Paralelamente, el FMI subraya que un aumento del déficit público y de la deuda podría presionar al alza los tipos de interés a largo plazo y endurecer las condiciones financieras.

En el plano positivo, la institución considera que la actividad podría recibir un impulso adicional si se intensifica la inversión asociada a la IA y esta se traduce en incrementos significativos de la productividad y en un mayor dinamismo empresarial, permitiendo un crecimiento más sostenible en el tiempo.

Ante este contexto, el FMI recalca la importancia de reconstruir los márgenes fiscales y garantizar la sostenibilidad de la deuda pública, en un entorno de necesidades de gasto persistentes. A su juicio, las estrategias para recomponer los colchones fiscales deben apoyarse en supuestos realistas, que tengan en cuenta las presiones de gasto a largo plazo, y en una gestión prudente de la deuda, buscando un ajuste que no frene el crecimiento.

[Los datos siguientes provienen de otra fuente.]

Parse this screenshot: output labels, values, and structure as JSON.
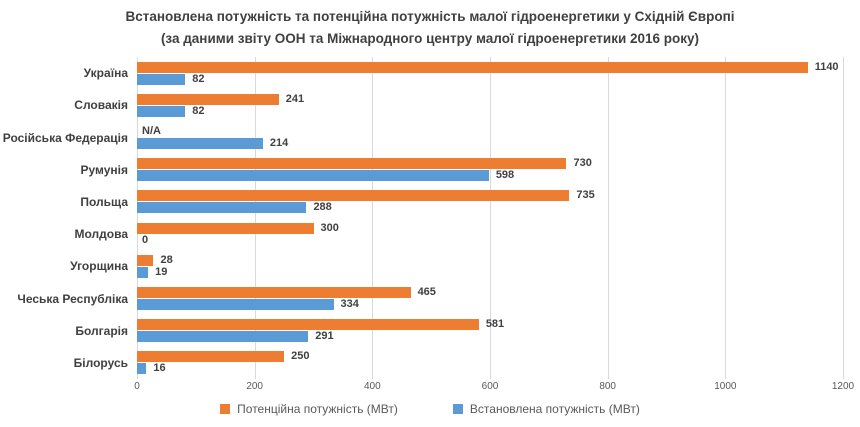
{
  "title": {
    "line1": "Встановлена потужність та потенційна потужність малої гідроенергетики у Східній Європі",
    "line2": "(за даними звіту ООН та Міжнародного центру малої гідроенергетики 2016 року)"
  },
  "chart_data": {
    "type": "bar",
    "orientation": "horizontal",
    "categories": [
      "Україна",
      "Словакія",
      "Російська Федерація",
      "Румунія",
      "Польща",
      "Молдова",
      "Угорщина",
      "Чеська Республіка",
      "Болгарія",
      "Білорусь"
    ],
    "series": [
      {
        "name": "Потенційна потужність (МВт)",
        "color": "#ED7D31",
        "values": [
          1140,
          241,
          null,
          730,
          735,
          300,
          28,
          465,
          581,
          250
        ],
        "labels": [
          "1140",
          "241",
          "N/A",
          "730",
          "735",
          "300",
          "28",
          "465",
          "581",
          "250"
        ]
      },
      {
        "name": "Встановлена потужність (МВт)",
        "color": "#5B9BD5",
        "values": [
          82,
          82,
          214,
          598,
          288,
          0,
          19,
          334,
          291,
          16
        ],
        "labels": [
          "82",
          "82",
          "214",
          "598",
          "288",
          "0",
          "19",
          "334",
          "291",
          "16"
        ]
      }
    ],
    "xlim": [
      0,
      1200
    ],
    "xticks": [
      0,
      200,
      400,
      600,
      800,
      1000,
      1200
    ],
    "grid": "vertical",
    "legend_position": "bottom",
    "gridline_color": "#D9D9D9",
    "label_color": "#404040",
    "tick_color": "#595959"
  }
}
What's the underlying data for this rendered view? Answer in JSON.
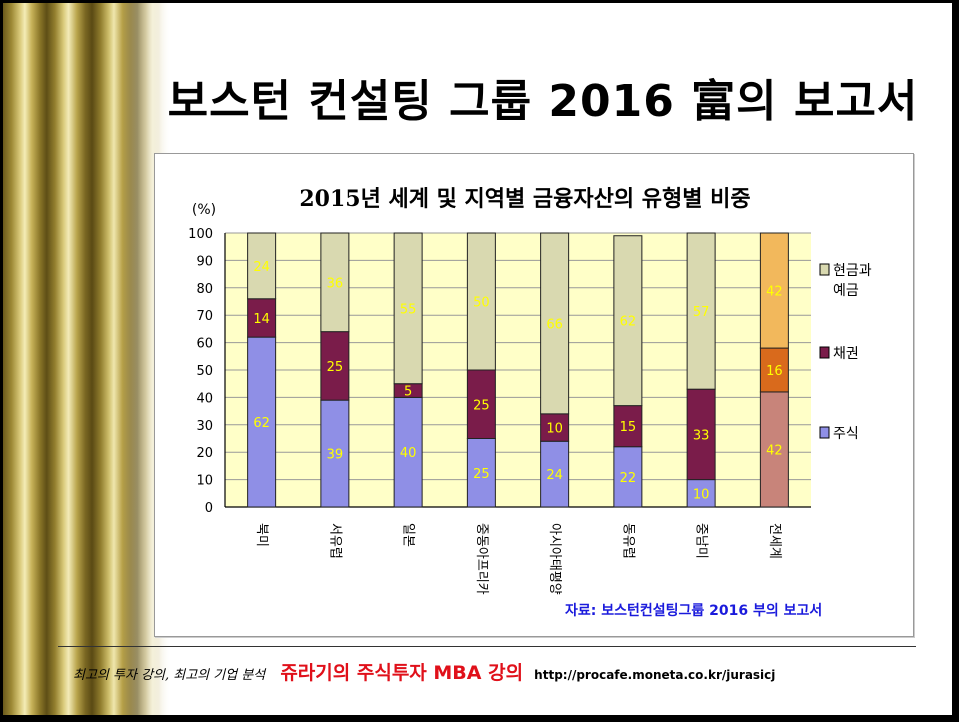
{
  "slide": {
    "title": "보스턴 컨설팅 그룹 2016 富의 보고서"
  },
  "footer": {
    "tagline": "최고의 투자 강의, 최고의 기업 분석",
    "course": "쥬라기의 주식투자 MBA 강의",
    "url": "http://procafe.moneta.co.kr/jurasicj"
  },
  "colors": {
    "stock": "#8f8fe6",
    "bond": "#7a1c4a",
    "cash": "#d9d9b0",
    "plot_bg": "#ffffc8",
    "highlight_stock": "#c8847a",
    "highlight_bond": "#d96a1c",
    "highlight_cash": "#f2b85c",
    "source_text": "#1a1adc",
    "value_label": "#ffff00"
  },
  "chart_data": {
    "type": "bar",
    "stacked": true,
    "title": "2015년 세계 및 지역별 금융자산의 유형별 비중",
    "ylabel": "(%)",
    "ylim": [
      0,
      100
    ],
    "yticks": [
      0,
      10,
      20,
      30,
      40,
      50,
      60,
      70,
      80,
      90,
      100
    ],
    "grid": true,
    "legend_position": "right",
    "categories": [
      "북미",
      "서유럽",
      "일본",
      "중동아프리카",
      "아시아태평양",
      "동유럽",
      "중남미",
      "전세계"
    ],
    "series": [
      {
        "name": "주식",
        "values": [
          62,
          39,
          40,
          25,
          24,
          22,
          10,
          42
        ]
      },
      {
        "name": "채권",
        "values": [
          14,
          25,
          5,
          25,
          10,
          15,
          33,
          16
        ]
      },
      {
        "name": "현금과 예금",
        "values": [
          24,
          36,
          55,
          50,
          66,
          62,
          57,
          42
        ]
      }
    ],
    "legend": [
      "현금과 예금",
      "채권",
      "주식"
    ],
    "legend_lines": [
      [
        "현금과",
        "예금"
      ],
      [
        "채권"
      ],
      [
        "주식"
      ]
    ],
    "highlighted_category": "전세계",
    "source": "자료: 보스턴컨설팅그룹 2016 부의 보고서"
  }
}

Al mismo tiempo, para estabilizar las expectativas y favorecer la inversión en un abanico más amplio de sectores, el organismo insta a los gobiernos a reducir la incertidumbre y recomienda “establecer y adherirse a marcos de política comercial transparentes y coherentes”.

“Esto implica impulsar los esfuerzos multilaterales en relación con los bienes comunes globales clave, actualizar las regulaciones internacionales cuando sea posible y explorar soluciones regionales o plurilaterales cuando corresponda”, apunta.